Submitted to: BioMed Central (BMC) Veterinary Research
Publication Type: Peer Reviewed Journal
Publication Acceptance Date: 8/17/2020
Publication Date: 9/15/2020
Publication URL: https://handle.nal.usda.gov/10113/7110991
Citation: Putz, E.J., Palmer, M.V., Ma, H., Casas, E., Reinhardt, T.A., Lippolis, J.D. 2020. Characterization of a persistent, treatment-resistant, Staphylococcus aureus infection causing chronic mastitis in a Holstein dairy cow. BioMed Central (BMC) Veterinary Research. 16. Article 336. https://doi.org/10.1186/s12917-020-02528-8.
Interpretive Summary: The number one disease of dairy cattle is mastitis which includes any inflammation of the mammary gland. Mastitis is a serious concern both from an animal health perspective as well as a substantial cost to dairy producers and the industry. Most often, mastitis is caused by a bacterial infection in the udder. Common dairy practice is to treat the affected mammary gland with antibiotics, but research is underway investigating antibiotic alternative treatments. This study describes a case report of naturally occurring case of mastitis in a Holstein cow early in her first lactation. The causative bacteria was found to be Staphylococcus aureus (S. aureus). Traditional antibiotic therapies were not successful in resolving the infection, despite multiple rounds of treatment. The cow was dried off at the end of her lactation, only to return immediately with the same infection at the beginning of her second lactation. Upon euthanasia of the cow number, pathology of the infected mammary quarter revealed multiple abscesses. This case report uniquely characterized a S. aureus infection associated with a treatment-resistant phenotype. The behavior of S. aureus herein described sheds important light on bacteria persistence in the mammary gland and offers insight on the physical immune escape strategies of the pathogen which will continue to be important drivers of developing mastitis prevention and treatment technologies.

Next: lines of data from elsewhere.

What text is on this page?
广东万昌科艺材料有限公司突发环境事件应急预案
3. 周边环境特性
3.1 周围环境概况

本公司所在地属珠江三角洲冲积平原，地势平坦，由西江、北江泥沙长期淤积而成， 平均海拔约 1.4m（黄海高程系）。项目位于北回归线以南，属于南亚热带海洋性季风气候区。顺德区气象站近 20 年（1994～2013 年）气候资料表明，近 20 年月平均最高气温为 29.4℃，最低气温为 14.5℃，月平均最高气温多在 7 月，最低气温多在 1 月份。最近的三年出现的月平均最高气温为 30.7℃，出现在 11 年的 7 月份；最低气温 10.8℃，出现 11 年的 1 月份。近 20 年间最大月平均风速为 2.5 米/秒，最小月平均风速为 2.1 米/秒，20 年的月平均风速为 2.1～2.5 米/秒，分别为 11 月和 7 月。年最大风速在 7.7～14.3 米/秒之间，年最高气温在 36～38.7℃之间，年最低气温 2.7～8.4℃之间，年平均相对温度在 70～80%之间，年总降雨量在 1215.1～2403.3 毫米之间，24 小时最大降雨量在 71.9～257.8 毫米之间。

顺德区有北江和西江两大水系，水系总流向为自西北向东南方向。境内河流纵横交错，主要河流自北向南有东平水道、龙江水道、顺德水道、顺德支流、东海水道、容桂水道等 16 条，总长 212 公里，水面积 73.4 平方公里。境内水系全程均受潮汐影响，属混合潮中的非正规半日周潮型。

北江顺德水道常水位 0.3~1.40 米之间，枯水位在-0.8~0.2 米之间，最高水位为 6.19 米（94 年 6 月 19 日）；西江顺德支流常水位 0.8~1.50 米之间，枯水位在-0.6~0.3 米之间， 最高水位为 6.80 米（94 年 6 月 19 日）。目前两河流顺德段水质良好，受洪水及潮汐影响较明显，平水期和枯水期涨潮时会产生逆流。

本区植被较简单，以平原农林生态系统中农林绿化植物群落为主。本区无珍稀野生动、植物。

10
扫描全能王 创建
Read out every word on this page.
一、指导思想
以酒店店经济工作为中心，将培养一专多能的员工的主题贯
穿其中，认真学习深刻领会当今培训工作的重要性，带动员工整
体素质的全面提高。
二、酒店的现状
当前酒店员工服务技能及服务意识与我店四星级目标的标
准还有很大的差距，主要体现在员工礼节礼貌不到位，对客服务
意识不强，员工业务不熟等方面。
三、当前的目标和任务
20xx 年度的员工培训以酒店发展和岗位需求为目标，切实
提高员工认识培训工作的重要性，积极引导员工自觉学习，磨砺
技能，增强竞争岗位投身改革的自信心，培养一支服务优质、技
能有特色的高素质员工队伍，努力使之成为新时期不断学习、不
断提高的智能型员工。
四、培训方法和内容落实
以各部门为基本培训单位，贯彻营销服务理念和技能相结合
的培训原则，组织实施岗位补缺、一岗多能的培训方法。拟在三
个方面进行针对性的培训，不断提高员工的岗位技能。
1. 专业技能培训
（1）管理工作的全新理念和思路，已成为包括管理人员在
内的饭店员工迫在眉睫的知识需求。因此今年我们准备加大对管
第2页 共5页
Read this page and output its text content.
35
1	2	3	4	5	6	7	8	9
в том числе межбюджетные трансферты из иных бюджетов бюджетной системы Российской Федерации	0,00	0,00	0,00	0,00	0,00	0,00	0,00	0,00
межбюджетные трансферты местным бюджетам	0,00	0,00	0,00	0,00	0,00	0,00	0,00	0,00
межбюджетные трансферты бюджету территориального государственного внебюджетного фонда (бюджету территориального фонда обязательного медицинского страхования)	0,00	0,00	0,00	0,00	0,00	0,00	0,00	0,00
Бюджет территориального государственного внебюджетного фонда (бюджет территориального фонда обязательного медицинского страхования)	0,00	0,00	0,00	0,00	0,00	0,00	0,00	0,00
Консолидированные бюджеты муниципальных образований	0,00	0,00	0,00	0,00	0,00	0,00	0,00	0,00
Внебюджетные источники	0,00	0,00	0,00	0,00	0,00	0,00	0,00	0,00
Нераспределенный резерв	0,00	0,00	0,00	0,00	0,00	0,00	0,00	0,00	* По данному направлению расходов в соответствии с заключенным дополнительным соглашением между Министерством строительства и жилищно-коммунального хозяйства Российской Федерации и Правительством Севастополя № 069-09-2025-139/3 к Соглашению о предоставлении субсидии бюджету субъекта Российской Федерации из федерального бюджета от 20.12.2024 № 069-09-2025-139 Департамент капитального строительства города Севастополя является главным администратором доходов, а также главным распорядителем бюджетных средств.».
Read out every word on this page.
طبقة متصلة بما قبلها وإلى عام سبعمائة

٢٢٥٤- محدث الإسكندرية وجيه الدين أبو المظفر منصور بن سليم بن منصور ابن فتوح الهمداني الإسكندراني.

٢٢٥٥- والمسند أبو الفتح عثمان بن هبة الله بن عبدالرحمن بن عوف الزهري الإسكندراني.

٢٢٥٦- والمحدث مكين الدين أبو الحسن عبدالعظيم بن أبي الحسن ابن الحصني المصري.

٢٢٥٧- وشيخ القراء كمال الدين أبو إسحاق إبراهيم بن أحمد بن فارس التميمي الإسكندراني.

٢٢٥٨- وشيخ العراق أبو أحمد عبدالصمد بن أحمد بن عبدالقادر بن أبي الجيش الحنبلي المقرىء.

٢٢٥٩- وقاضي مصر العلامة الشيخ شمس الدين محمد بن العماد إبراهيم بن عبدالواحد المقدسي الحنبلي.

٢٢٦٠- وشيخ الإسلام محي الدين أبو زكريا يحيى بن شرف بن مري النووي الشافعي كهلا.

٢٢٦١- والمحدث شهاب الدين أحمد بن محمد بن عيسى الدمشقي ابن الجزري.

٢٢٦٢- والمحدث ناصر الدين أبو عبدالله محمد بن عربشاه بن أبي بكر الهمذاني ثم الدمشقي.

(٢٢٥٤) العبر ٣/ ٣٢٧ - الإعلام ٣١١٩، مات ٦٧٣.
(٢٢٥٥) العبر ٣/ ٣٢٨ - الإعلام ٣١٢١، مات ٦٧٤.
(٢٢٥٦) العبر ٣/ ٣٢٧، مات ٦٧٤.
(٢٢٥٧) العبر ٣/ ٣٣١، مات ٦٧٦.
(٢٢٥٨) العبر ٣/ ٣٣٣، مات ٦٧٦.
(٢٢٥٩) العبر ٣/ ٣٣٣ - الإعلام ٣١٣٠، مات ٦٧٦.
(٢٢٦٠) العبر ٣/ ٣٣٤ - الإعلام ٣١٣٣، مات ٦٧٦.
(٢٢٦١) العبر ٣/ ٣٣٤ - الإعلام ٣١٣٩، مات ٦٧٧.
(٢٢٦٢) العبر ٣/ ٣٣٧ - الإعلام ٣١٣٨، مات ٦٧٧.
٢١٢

Technical Abstract: We describe a case of naturally occurring, chronic mastitis in a Holstein cow (1428), caused by a strain of Staphylococcus aureus (S. aureus). The infection was identified in a left hind quarter two months into the cow’s first lactation and persisted for the following 20 months, including through dry off, and a second calving and lactation. This case of mastitis presented with no signs of pain or inflammation, no changes in milk productivity, but with a moderate and consistent increase in somatic cell count (SCC). This cow was unsuccessfully treated with antibiotics used to treat mastitis. The chronic infection was also unchanged by mid-lactation or periparturient treatment with pegylated granulocyte-colony stimulating factor (PEG-gCSF), as well as persisted through common antibiotic dry-off treatments. Neutrophils are considered the primary responders to mastitis infections. We isolated milk neutrophils from 1428 and compared them to two cows challenged with experimental S. aureus, strain Newbould 305. We found that neutrophils from 1428’s milk had higher surface expression of myeloperoxidase (MPO) compared to experimental Newbould challenged animals, as well as increased presence of Neutrophil Extracellular Traps (NETs). This suggests a heightened activation state of neutrophils sourced from 1428’s naturally occurring infection. Upon postmortem examination, the affected quarter revealed multifocal abscesses separated by fibrous connective tissues. Abscesses were most common in the gland cistern and collecting duct region. Microscopically, the inflammatory reaction was pyogranulomatous to granulomatous and consistent with botryomycosis. Colonies of Gram-positive cocci were found within the eosinophilic matrix of Splendore-Hoeppli reaction, within granulomas and intracellularly within acinar epithelium. Collectively, we describe a unique case of chronic mastitis, which the characterization thereof provides valuable insight into the mechanics of S. aureus treatment resistance, immune escape, and suggests options for hypothesis driven research which is critical in developing next generation, antibiotic alternative therapeutics.